パワーハラスメント(パワハラ)は、セクハラやマタハラと並ぶハラスメントの代表例ですが、これまでパワハラそのものを規制する法律はありませんでした。しかしながら、都道府県労働局に寄せられる相談件数では職場における「いじめ・嫌がらせ」がトップを占め、あるいはパワハラによる精神障害の労災認定件数が増加するなど、その問題意識が高まり、法律による規制が求められるようになりました。
  
こうして、パワハラに対して法規制を行うことになったものが通称「パワハラ防止法」です。ここでは、パワハラ防止法の概要をご説明します。

パワハラ防止法

改正労働施策総合推進法

企業へのパワハラ対策の義務付けは、労働施策総合推進法の改正により行われ、この改正労働施策総合推進法が「パワハラ防止法」と一般に呼ばれています。
  
労働施策総合推進法は、「国が、少子高齢化による人口構造の変化等の経済社会情勢の変化に対応して、労働に関し、その政策全般にわたり、必要な施策を総合的に講ずることにより、労働市場の機能が適切に発揮され、労働者の多様な事情に応じた雇用の安定及び職業生活の充実並びに労働生産性の向上を促進して、労働者がその有する能力を有効に発揮することができるようにし、これを通じて、労働者の職業の安定と経済的社会的地位の向上とを図るとともに、経済及び社会の発展並びに完全雇用の達成に資することを目的とする」(1条)法律です。この法律の中に、「第8章 職場における優越的な関係を背景とした言動に起因する問題に関して事業主の講ずべき措置等」が規定され、パワハラ防止措置等の実施義務が事業主に課されることとなりました。

施行日

パワハラ防止法の措置義務等は令和2年6月1日から施行されますが、中小企業は令和4年3月31日までは努力義務とされ、その適用が2年間ほど猶予されています。

雇用管理上の措置義務

パワハラ防止法によって、企業には次の措置等が義務付けられました(パワハラ防止法30条の2)。

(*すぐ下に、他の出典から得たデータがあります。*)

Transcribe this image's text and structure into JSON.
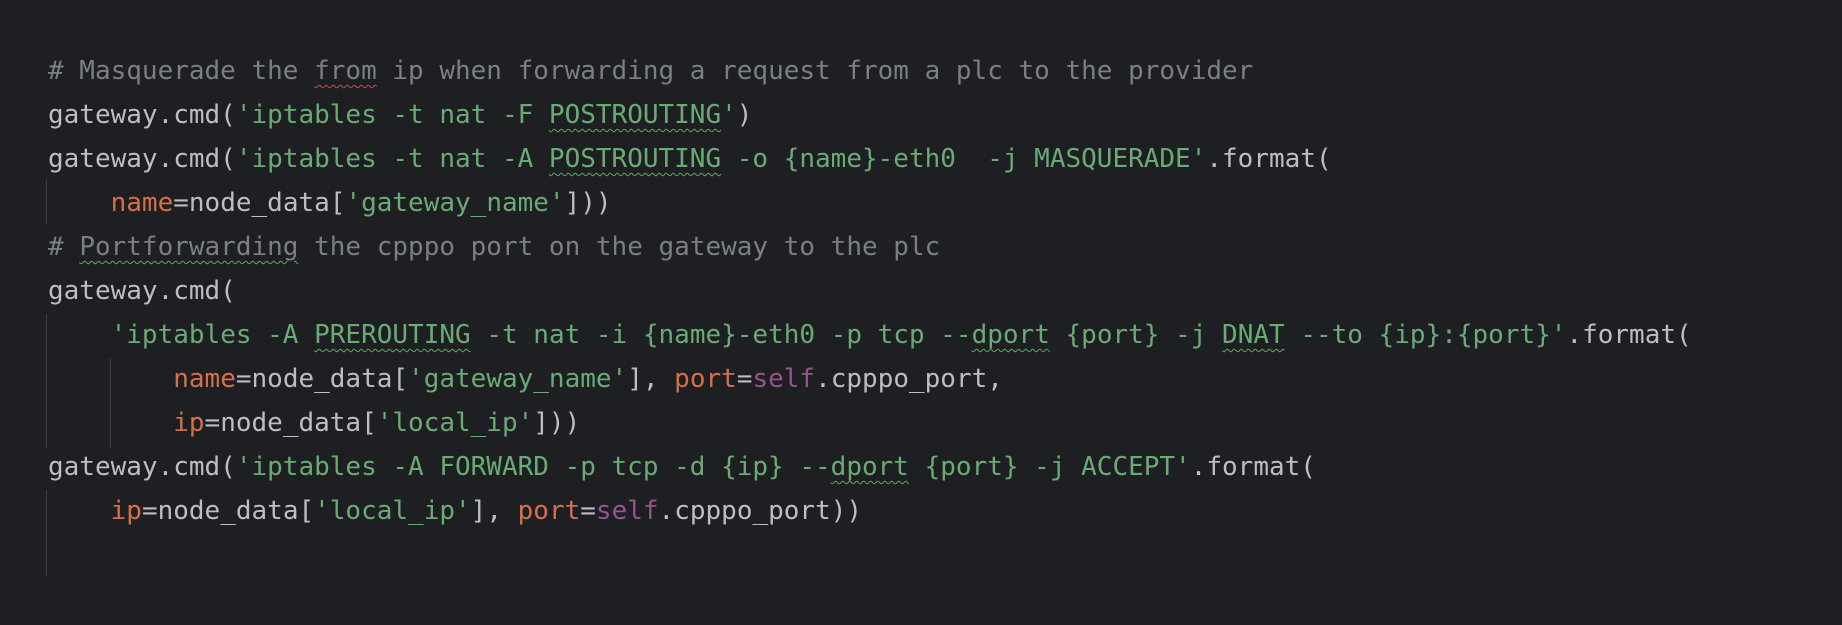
{
  "colors": {
    "background": "#1e1f22",
    "comment": "#7a7e85",
    "default_text": "#bcbec4",
    "string": "#6aab73",
    "keyword_param": "#d56f4b",
    "self_keyword": "#94558d",
    "typo_underline": "#5ea95e",
    "error_underline": "#c74f4f"
  },
  "lines": [
    {
      "tokens": [
        {
          "t": "# Masquerade the ",
          "c": "comment"
        },
        {
          "t": "from",
          "c": "comment",
          "u": "red"
        },
        {
          "t": " ip when forwarding a request from a plc to the provider",
          "c": "comment"
        }
      ]
    },
    {
      "tokens": [
        {
          "t": "gateway.cmd(",
          "c": "text"
        },
        {
          "t": "'iptables -t nat -F ",
          "c": "string"
        },
        {
          "t": "POSTROUTING",
          "c": "string",
          "u": "green"
        },
        {
          "t": "'",
          "c": "string"
        },
        {
          "t": ")",
          "c": "text"
        }
      ]
    },
    {
      "tokens": [
        {
          "t": "gateway.cmd(",
          "c": "text"
        },
        {
          "t": "'iptables -t nat -A ",
          "c": "string"
        },
        {
          "t": "POSTROUTING",
          "c": "string",
          "u": "green"
        },
        {
          "t": " -o {name}-eth0  -j MASQUERADE'",
          "c": "string"
        },
        {
          "t": ".format(",
          "c": "text"
        }
      ]
    },
    {
      "tokens": [
        {
          "t": "    ",
          "c": "text"
        },
        {
          "t": "name",
          "c": "param"
        },
        {
          "t": "=node_data[",
          "c": "text"
        },
        {
          "t": "'gateway_name'",
          "c": "string"
        },
        {
          "t": "]))",
          "c": "text"
        }
      ]
    },
    {
      "tokens": [
        {
          "t": "# ",
          "c": "comment"
        },
        {
          "t": "Portforwarding",
          "c": "comment",
          "u": "green"
        },
        {
          "t": " the cpppo port on the gateway to the plc",
          "c": "comment"
        }
      ]
    },
    {
      "tokens": [
        {
          "t": "gateway.cmd(",
          "c": "text"
        }
      ]
    },
    {
      "tokens": [
        {
          "t": "    ",
          "c": "text"
        },
        {
          "t": "'iptables -A ",
          "c": "string"
        },
        {
          "t": "PREROUTING",
          "c": "string",
          "u": "green"
        },
        {
          "t": " -t nat -i {name}-eth0 -p tcp --",
          "c": "string"
        },
        {
          "t": "dport",
          "c": "string",
          "u": "green"
        },
        {
          "t": " {port} -j ",
          "c": "string"
        },
        {
          "t": "DNAT",
          "c": "string",
          "u": "green"
        },
        {
          "t": " --to {ip}:{port}'",
          "c": "string"
        },
        {
          "t": ".format(",
          "c": "text"
        }
      ]
    },
    {
      "tokens": [
        {
          "t": "        ",
          "c": "text"
        },
        {
          "t": "name",
          "c": "param"
        },
        {
          "t": "=node_data[",
          "c": "text"
        },
        {
          "t": "'gateway_name'",
          "c": "string"
        },
        {
          "t": "], ",
          "c": "text"
        },
        {
          "t": "port",
          "c": "param"
        },
        {
          "t": "=",
          "c": "text"
        },
        {
          "t": "self",
          "c": "self"
        },
        {
          "t": ".cpppo_port,",
          "c": "text"
        }
      ]
    },
    {
      "tokens": [
        {
          "t": "        ",
          "c": "text"
        },
        {
          "t": "ip",
          "c": "param"
        },
        {
          "t": "=node_data[",
          "c": "text"
        },
        {
          "t": "'local_ip'",
          "c": "string"
        },
        {
          "t": "]))",
          "c": "text"
        }
      ]
    },
    {
      "tokens": [
        {
          "t": "gateway.cmd(",
          "c": "text"
        },
        {
          "t": "'iptables -A FORWARD -p tcp -d {ip} --",
          "c": "string"
        },
        {
          "t": "dport",
          "c": "string",
          "u": "green"
        },
        {
          "t": " {port} -j ACCEPT'",
          "c": "string"
        },
        {
          "t": ".format(",
          "c": "text"
        }
      ]
    },
    {
      "tokens": [
        {
          "t": "    ",
          "c": "text"
        },
        {
          "t": "ip",
          "c": "param"
        },
        {
          "t": "=node_data[",
          "c": "text"
        },
        {
          "t": "'local_ip'",
          "c": "string"
        },
        {
          "t": "], ",
          "c": "text"
        },
        {
          "t": "port",
          "c": "param"
        },
        {
          "t": "=",
          "c": "text"
        },
        {
          "t": "self",
          "c": "self"
        },
        {
          "t": ".cpppo_port))",
          "c": "text"
        }
      ]
    }
  ]
}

労働者からの相談に応じ、適切に対応するために必要な体制の整備等

パワハラ防止法は、雇用管理上の措置として、「職場において行われる優越的な関係を背景とした言動であって、業務上必要かつ相当な範囲を超えたものによりその雇用する労働者の就業環境が害されることのないよう、当該労働者からの相談に応じ、適切に対応するために必要な体制の整備その他の雇用管理上必要な措置を講じなければならない」ことを使用者に課しています。
  
この措置義務の具体的内容は、厚生労働大臣が指針を定めることによって明示することになっています。

相談者等への解雇その他不利益取扱いの禁止

パワハラ防止法は、労働者がパワハラに関する相談を行ったこと又は当該相談への対応に協力した際に事実を述べたことを理由として、当該労働者に対して解雇その他不利益な取扱いをしてはならないことを定めています。
  
これは、パワハラを受けた従業員は、相談しても解決にならない又は相談することにより職務上不利益が生じると考えて相談を行うことを躊躇しがちであるという実態を反映したものといえます。

事業主の責務

職場のパワーハラスメント問題の理解を深め、パワハラ防止が促進されるよう、国、事業主、労働者のそれぞれに、パワハラに関する責務が課されることになりましたが、使用者たる企業に課せられた責務は次のとおりです。

事業主の責務

使用者は、優越的言動問題に対するその雇用する労働者の関心と理解を深めるとともに、当該労働者が他の労働者に対する言動に必要な注意を払うよう、研修の実施その他の必要な配慮をするほか、国の講ずる広報活動、啓発活動等の措置に協力するように努めなければならないとされています(パワハラ防止法30条の3第2項)。
  
また、使用者、役員は、自らも、優越的言動問題に対する関心と理解を深め、労働者に対する言動に必要な注意を払うように努めなければならないとされています(同条第3項)。

履行確保のための公表措置等

パワーハラスメントの行為者に対しては、それが暴行や脅迫といった刑罰法規に該当する場合を除き、パワハラであることのみを理由として刑事罰を科されることはありません。
  
もっとも、パワハラ防止のための雇用管理上の措置義務等の実効性を高めパワハラ防止を図るために、違反企業の公表等を行うことが定められました。

勧告に従わない場合の公表

厚生労働大臣は、パワハラ防止のための雇用管理上の措置や、パワハラに関する相談等に起因する不利益取扱い禁止等に違反している事業主に対し、必要があると認めるときは、助言、指導又は勧告を行うことができます(パワハラ防止法33条第1項)。
  
勧告を受けたにもかかわらず、その勧告に従わない企業は、その旨が公表され得ます(同条2項)。

報告の請求

事業主は、厚生労働大臣から、パワハラ防止のための雇用管理上の措置や、不利益取扱い禁止等のパワハラ防止法の施行に関し必要な事項について、報告を求められることがあります(パワハラ防止法36条)。

報告義務違反に対する罰則

上記の報告を求められたにもかかわらず、その報告をせず、又は虚偽の報告をすると、20万円以下の罰金に処せられ得ます(パワハラ防止法41条)。

パワハラ防止、メンタルヘルス対策には専門家の支援を

パワーハラスメントを含めたハラスメント問題については、その対応を誤れると紛争が深刻化するだけでなく、メンタルヘルスなどの労災問題に発展する危険性もあります。
  
各企業においては、パワハラ防止法を含めたコンプライアンス確保を充実させるとともに、問題が発生した際には迅速・的確に労働関係法規に精通した弁護士等の専門家から助言・指導を受けられる体制を普段から構築しておくことが望ましいといえます。